In realtà, l'eliminazione del dissidio potrebbe realizzarsi anche mediante lo scioglimento della società e l'attribuzione a ciascun socio di quanto risultante dalla liquidazione della medesima, oppure attraverso il recesso di uno dei due soci.
Tenendo conto del fatto che l'istante si trova già in una delle condizioni previste dall'articolo 2484 c.c. quale causa di scioglimento e liquidazione di una società di capitali (i cui effetti si realizzano, però, per disposto civilistico, solo alla data dell'iscrizione nel registro delle imprese di apposita dichiarazione fatta dagli amministratori), ciò che emerge dal mancato ricorso a tale possibilità di dirimere legalmente la situazione, è solamente la precisa volontà di non incorrere nelle conseguenze fiscali connesse allo scioglimento della società e alla liquidazione della quota spettante a ciascun socio.

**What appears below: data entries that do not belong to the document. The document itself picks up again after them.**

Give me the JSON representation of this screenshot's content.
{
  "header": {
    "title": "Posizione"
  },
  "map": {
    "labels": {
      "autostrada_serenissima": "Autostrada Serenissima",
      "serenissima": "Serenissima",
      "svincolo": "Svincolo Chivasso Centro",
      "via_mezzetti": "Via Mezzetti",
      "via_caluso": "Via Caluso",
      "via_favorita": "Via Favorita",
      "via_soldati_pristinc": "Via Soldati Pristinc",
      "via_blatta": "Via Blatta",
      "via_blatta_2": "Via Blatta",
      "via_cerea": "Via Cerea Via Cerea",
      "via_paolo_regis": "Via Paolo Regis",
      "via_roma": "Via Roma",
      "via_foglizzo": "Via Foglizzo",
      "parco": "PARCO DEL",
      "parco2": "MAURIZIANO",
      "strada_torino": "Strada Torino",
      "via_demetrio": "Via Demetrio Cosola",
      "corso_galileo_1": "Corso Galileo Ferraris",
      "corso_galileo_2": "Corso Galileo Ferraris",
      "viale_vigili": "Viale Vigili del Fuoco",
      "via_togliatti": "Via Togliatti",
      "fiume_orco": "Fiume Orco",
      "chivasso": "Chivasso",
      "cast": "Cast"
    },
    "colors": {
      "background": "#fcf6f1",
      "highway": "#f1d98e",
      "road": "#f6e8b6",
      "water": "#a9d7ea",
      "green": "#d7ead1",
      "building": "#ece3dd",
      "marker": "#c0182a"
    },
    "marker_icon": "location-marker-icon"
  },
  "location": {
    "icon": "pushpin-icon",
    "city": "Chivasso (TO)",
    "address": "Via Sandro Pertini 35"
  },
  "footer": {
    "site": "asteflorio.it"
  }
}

Con lo scioglimento della società o il recesso, infatti, il socio B non potrebbe "spendere" il maggior valore attribuito alle partecipazioni con il pagamento dell'imposta sostitutiva, in quanto l'articolo 5 della legge n. 448/2001 lo riconosce solo agli effetti della determinazione delle plusvalenze e minusvalenze conseguenti alla cessione delle partecipazioni.

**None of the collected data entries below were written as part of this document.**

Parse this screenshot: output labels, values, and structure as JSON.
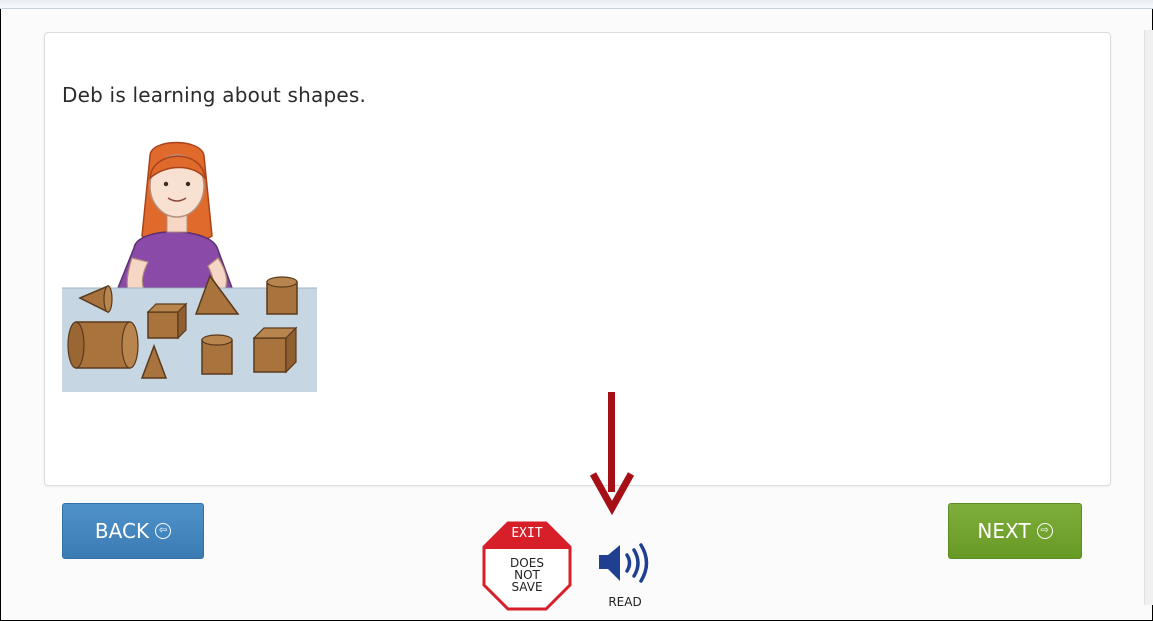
{
  "question": {
    "text": "Deb is learning about shapes."
  },
  "illustration": {
    "name": "girl-with-3d-shapes"
  },
  "nav": {
    "back_label": "BACK",
    "next_label": "NEXT",
    "back_color": "#3b7bb4",
    "next_color": "#679a25"
  },
  "exit": {
    "title": "EXIT",
    "lines": [
      "DOES",
      "NOT",
      "SAVE"
    ],
    "color": "#d71f2a"
  },
  "read": {
    "label": "READ",
    "icon": "speaker-icon",
    "color": "#1f3f91"
  },
  "annotation": {
    "icon": "down-arrow-icon",
    "color": "#a50f15"
  }
}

Infine, l'affermazione dell'interpellante, con cui sostiene che la scissione "lascia intatta la plusvalenza latente che grava sull'immobile, con l'unica differenza che saranno due le società ad ereditare tale tassazione potenziale", configge con l'orientamento giurisprudenziale del Comitato consultivo per l'applicazione delle norme antielusive, il quale ha sempre sostenuto che alla scissione non deve seguire la cessione delle quote delle società da essa risultanti, onde non spostare la tassazione dai beni di primo grado (immobile) a quelli di secondo grado (partecipazioni) (parere n. 23 del 29 settembre 2004).

La disamina effettuata dal Comitato consultivo conduce alla conclusione che la prospettata scissione parziale non proporzionale non verrebbe posta in essere per eliminare il dissidio fra i soci e consentire la continuazione dell'attività aziendale (che, in pratica, già non esiste in capo alla scindenda) secondo le modalità gradite da ciascuno dei due soci, ma solo per consentire al socio B di cedere la sua parte di capannone in esenzione di imposta, attraverso la cessione delle quote della scissa rivalutate e, più in generale, consentire a entrambi i soci di non dichiarare il reddito di capitale derivante dalla liquidazione della Srl istante.

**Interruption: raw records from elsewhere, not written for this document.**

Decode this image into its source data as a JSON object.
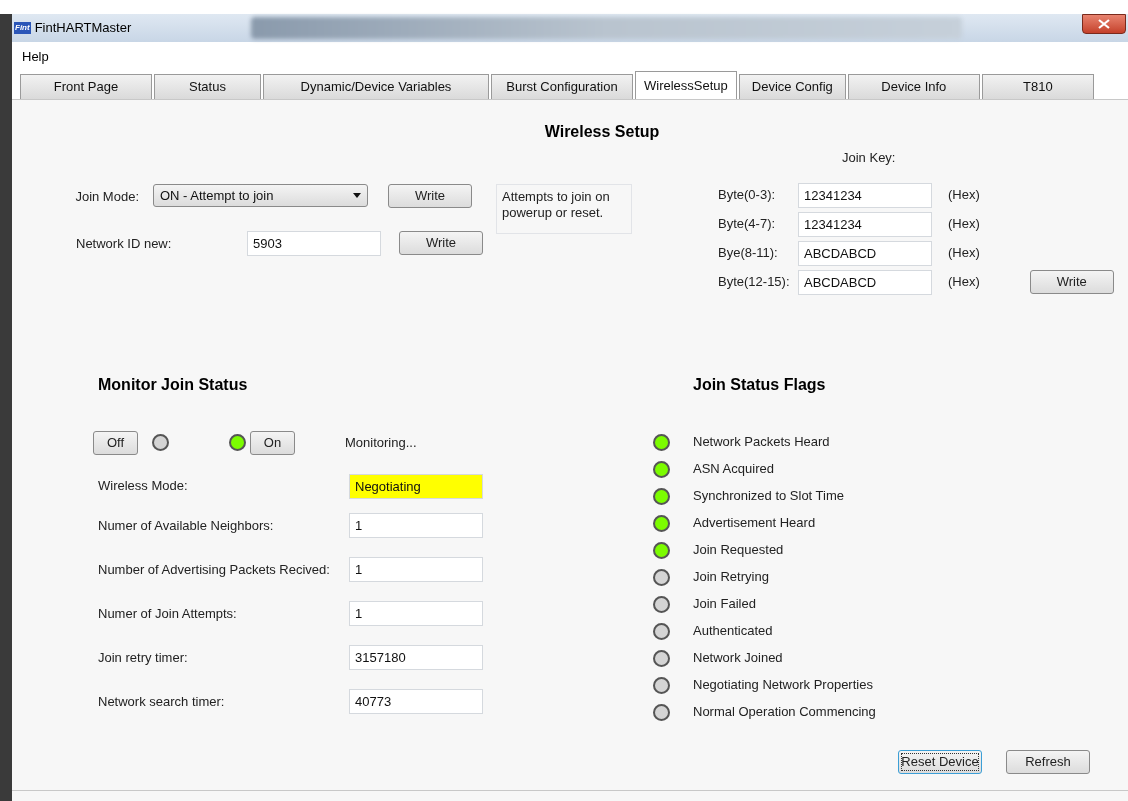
{
  "window": {
    "logo": "Fint",
    "title": "FintHARTMaster"
  },
  "menu": [
    "Help"
  ],
  "tabs": [
    {
      "label": "Front Page",
      "selected": false
    },
    {
      "label": "Status",
      "selected": false
    },
    {
      "label": "Dynamic/Device Variables",
      "selected": false
    },
    {
      "label": "Burst Configuration",
      "selected": false
    },
    {
      "label": "WirelessSetup",
      "selected": true
    },
    {
      "label": "Device Config",
      "selected": false
    },
    {
      "label": "Device Info",
      "selected": false
    },
    {
      "label": "T810",
      "selected": false
    }
  ],
  "wireless_setup": {
    "title": "Wireless Setup",
    "join_mode": {
      "label": "Join Mode:",
      "value": "ON - Attempt to join",
      "button": "Write"
    },
    "network_id": {
      "label": "Network ID new:",
      "value": "5903",
      "button": "Write"
    },
    "help_text": "Attempts to join on powerup or reset.",
    "join_key": {
      "title": "Join Key:",
      "button": "Write",
      "rows": [
        {
          "label": "Byte(0-3):",
          "value": "12341234",
          "unit": "(Hex)"
        },
        {
          "label": "Byte(4-7):",
          "value": "12341234",
          "unit": "(Hex)"
        },
        {
          "label": "Bye(8-11):",
          "value": "ABCDABCD",
          "unit": "(Hex)"
        },
        {
          "label": "Byte(12-15):",
          "value": "ABCDABCD",
          "unit": "(Hex)"
        }
      ]
    }
  },
  "monitor": {
    "title": "Monitor Join Status",
    "off_button": "Off",
    "on_button": "On",
    "on": true,
    "status": "Monitoring...",
    "fields": [
      {
        "label": "Wireless Mode:",
        "value": "Negotiating",
        "highlighted": true
      },
      {
        "label": "Numer of Available Neighbors:",
        "value": "1",
        "highlighted": false
      },
      {
        "label": "Number of Advertising Packets Recived:",
        "value": "1",
        "highlighted": false
      },
      {
        "label": "Numer of Join Attempts:",
        "value": "1",
        "highlighted": false
      },
      {
        "label": "Join retry timer:",
        "value": "3157180",
        "highlighted": false
      },
      {
        "label": "Network search timer:",
        "value": "40773",
        "highlighted": false
      }
    ]
  },
  "flags": {
    "title": "Join Status Flags",
    "items": [
      {
        "label": "Network Packets Heard",
        "on": true
      },
      {
        "label": "ASN Acquired",
        "on": true
      },
      {
        "label": "Synchronized to Slot Time",
        "on": true
      },
      {
        "label": "Advertisement Heard",
        "on": true
      },
      {
        "label": "Join Requested",
        "on": true
      },
      {
        "label": "Join Retrying",
        "on": false
      },
      {
        "label": "Join Failed",
        "on": false
      },
      {
        "label": "Authenticated",
        "on": false
      },
      {
        "label": "Network Joined",
        "on": false
      },
      {
        "label": "Negotiating Network Properties",
        "on": false
      },
      {
        "label": "Normal Operation Commencing",
        "on": false
      }
    ]
  },
  "buttons": [
    {
      "label": "Reset Device",
      "focused": true
    },
    {
      "label": "Refresh",
      "focused": false
    }
  ]
}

In altre parole, l'operazione prospettata appare priva di valide ragioni economiche, perché non diretta a realizzare alcuno scopo economico, bensì ad aggirare le disposizioni di natura fiscale riguardanti la tassazione dei redditi di capitale, conseguenti all'atto dello scioglimento di una società o del recesso di uno dei soci, unicamente per ottenere il vantaggio fiscale rappresentato dal correlato risparmio di imposta e presenta, dunque, evidenti finalità elusive.